It is known that diode and transistor based envelope detectors, used in broadband radio receivers, having low sensitivity. Their efficiency is getting low (it is proportional to the square of the amplitude) if the signal voltage is too low (less than 100 mV). An op-amp based envelope detectors having way better sensitivity (less than 1 mV) and a broader dynamic range . These envelope detectors are used in measurement equipment, but not in radio receivers, because op-amps were quite expensive and they had a narrow bandwidth. While experimenting with tuned radio frequency receivers, just like the receiver described in , an active envelope detector based on few components was developed.

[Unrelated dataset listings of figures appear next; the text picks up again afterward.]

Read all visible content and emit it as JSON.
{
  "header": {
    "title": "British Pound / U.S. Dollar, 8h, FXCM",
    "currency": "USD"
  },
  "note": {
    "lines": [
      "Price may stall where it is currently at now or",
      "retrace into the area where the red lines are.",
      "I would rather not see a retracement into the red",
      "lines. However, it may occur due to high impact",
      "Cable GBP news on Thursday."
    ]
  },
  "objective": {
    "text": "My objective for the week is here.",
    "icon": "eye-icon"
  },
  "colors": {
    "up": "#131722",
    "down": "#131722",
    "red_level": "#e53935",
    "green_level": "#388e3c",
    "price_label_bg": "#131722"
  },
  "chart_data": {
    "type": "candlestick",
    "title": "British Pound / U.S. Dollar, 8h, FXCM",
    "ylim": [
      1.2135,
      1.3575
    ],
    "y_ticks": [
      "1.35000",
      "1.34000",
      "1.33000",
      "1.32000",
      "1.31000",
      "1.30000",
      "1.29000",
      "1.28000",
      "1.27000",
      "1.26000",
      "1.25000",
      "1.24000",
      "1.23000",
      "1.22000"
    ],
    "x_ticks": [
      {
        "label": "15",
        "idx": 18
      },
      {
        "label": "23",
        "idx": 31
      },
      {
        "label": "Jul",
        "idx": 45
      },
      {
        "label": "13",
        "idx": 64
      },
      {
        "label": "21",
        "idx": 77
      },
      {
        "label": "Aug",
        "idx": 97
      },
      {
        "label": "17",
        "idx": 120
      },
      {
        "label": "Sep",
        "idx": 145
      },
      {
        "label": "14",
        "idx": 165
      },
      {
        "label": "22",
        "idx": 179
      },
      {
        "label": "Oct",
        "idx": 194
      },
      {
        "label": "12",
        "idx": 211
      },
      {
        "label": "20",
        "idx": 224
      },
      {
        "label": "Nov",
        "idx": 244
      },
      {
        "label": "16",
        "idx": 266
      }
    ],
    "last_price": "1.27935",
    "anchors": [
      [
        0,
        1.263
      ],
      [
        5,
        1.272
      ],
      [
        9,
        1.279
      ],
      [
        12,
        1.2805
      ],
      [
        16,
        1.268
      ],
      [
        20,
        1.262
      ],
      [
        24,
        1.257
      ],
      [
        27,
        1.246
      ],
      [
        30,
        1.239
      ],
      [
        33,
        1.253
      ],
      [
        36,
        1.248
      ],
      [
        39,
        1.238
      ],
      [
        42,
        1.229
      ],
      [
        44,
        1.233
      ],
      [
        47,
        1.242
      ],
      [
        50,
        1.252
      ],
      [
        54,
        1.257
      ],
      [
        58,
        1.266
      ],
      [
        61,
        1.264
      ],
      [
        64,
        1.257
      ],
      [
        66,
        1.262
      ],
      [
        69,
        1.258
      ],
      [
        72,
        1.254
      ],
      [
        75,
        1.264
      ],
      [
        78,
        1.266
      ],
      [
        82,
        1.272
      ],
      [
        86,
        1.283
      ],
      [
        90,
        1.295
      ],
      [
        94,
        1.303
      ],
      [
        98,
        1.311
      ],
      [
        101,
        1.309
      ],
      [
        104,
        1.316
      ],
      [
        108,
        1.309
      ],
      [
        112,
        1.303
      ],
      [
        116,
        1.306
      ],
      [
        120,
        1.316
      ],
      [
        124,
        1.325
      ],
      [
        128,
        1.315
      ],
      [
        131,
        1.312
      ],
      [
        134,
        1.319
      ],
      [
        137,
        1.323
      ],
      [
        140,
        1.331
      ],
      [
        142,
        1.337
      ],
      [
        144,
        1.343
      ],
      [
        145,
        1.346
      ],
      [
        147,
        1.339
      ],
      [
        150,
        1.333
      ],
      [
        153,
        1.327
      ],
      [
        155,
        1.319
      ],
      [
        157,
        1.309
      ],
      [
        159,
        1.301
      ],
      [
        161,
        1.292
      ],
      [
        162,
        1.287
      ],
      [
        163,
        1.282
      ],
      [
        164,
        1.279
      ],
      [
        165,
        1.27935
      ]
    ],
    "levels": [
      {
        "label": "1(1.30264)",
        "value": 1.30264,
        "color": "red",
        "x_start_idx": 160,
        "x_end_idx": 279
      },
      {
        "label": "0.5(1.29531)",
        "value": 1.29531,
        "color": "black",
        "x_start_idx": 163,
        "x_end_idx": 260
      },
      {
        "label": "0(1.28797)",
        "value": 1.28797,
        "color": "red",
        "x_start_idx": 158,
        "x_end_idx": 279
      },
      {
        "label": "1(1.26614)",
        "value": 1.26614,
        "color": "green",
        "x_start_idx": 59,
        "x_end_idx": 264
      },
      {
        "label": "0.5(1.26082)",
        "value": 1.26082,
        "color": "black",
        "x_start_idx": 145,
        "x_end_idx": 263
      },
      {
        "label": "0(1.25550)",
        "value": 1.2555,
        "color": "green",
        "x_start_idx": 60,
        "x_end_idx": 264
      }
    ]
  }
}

R1 - 3.9k; R2 - 22k; C1 - 33nF; C2 - 1.5nF;
VD1 - KD503A (1N4148);
T1 - KT315G (ft=250 MHz, Cc = 7pF, hFEmin = 50)
The circuit diagram of the envelope detector is shown in figure 1. Its base is a common emitter amplifier, in which the bias circuit of the transistor T1 includes a silicon diode VD1. The network R2C2 creates a filter that allows the passage of low (audio) frequencies, but it blocks the higher frequencies at the output of the detector. When there is no signal, the collector voltage of the transistor is automatically set to 1.1...1.2 Volts, the voltage is equal to the forward voltage drop of the diode and base-emitter voltage drop of the transistor. The current across transistor T1 depends on power supply voltage U and the resistance of R1:
I0 = (U - 1.1) / R1.
In this case U=3V, the chosen current is about 0.5 mA, but it can be less. The base current of the transistor is less than 5..10 μA, it passes through the diode VD1, setting it on the edge of opening, on the steepest par of its current–voltage curve, that is what provides the high sensitivity of the detector. The dynamic impedance of the diode is about dozens khoms, it decreases the amplification of the stage just a little bit.
When an amplitude modulated signal is applied to the input of the envelope detector, a positive halfwave of the signal appears on the load R1, it is rectified by the diode VD1, and the left (on the diagram) plate of the capacitor C1 gets higher potential. The capacity of this capacitor must be higher than a capacity of a coupling capacitor of RF stages, it should not be discharged by the base current of the transistor for the period of the signal. With all this, the transistor opens a bit more, its average current gets higher, the average collector voltage gets lower. Maximum of positive halfwaves are just like "attached" to the 1.1 Volts level, in the same time the envelope is modulated with doubled amplitude of the audio signal. The oscillogram at the collector was published in , see Fig. 2 in that article. The average voltage, corresponded to envelope of the signal, filtered by network R2C2 and feeds to the output of the envelope detector. Its maximum amplitude is 0.5 volts, it get clipped off if the amplitude is higher.
The envelope detector provides audio output of 180 mV for the input RF signal of 3 mV (modulation index is 80%). Distortions of envelope is very weak, it's hard to see them on the oscillogram, they are getting lower with lowering modulation index. The input impedance of the detector is not very high, therefore it is better to feed the signal to the detector using an emitter follower stage. The output impedance is determined by sum of R1 and R2, so an audio amplifier must have the input impedance not less than 10...20 khoms.
R1 - 3.9k; R2 - 100k; C1 - 33nF; C2 - 330pF;
VD1, VD2 - KD503A (1N4148);
T1 - KT315G (ft=250 MHz, Cc = 7pF, hFEmin = 50)
The efficiency of the envelope detector can be doubled if add one more diode VD2 as it shown in figure 2. The load resistor R2 connected to the power supply wire to provide a small bias current through the diode VD2. This diode rectifies positive halfwaves of collector voltage, and the potential of upper plate of capacitor C2 follows the envelope of the signal. This detector has a little more distortion than previous one, but it provides the audio output of 180 mV for the input RF signal of 1.5 mV and has a higher sensitivity of hundreds μV. For comparison, a one transistor RF stage (with the resistor of 3.9k as a load) and a voltage doubling diode detector, has three times less sensitivity and its circuit includes more components.
The maximum operating frequency for both detectors (Fig. 1 and 2) is about 3 mHz, therefore these detectors can be used in superheterodyne receivers with low IF and in long- and middle-wave tuned radio frequency receivers. The DC voltage of the detector output can be used for automatic gain control (AGC), the envelope detector shown in figure 1 provides voltage of 1.1 to 0.55 volts when the amplitude of the input RF signal grows, for envelope detector from the figure 2 this range is within 1.65 to 0.55 volts. All these allow to control gain of RF or audio stages directly from the detector output. When there is no signal, the bias voltage is high, and it gets lower when the signal amplitude grows.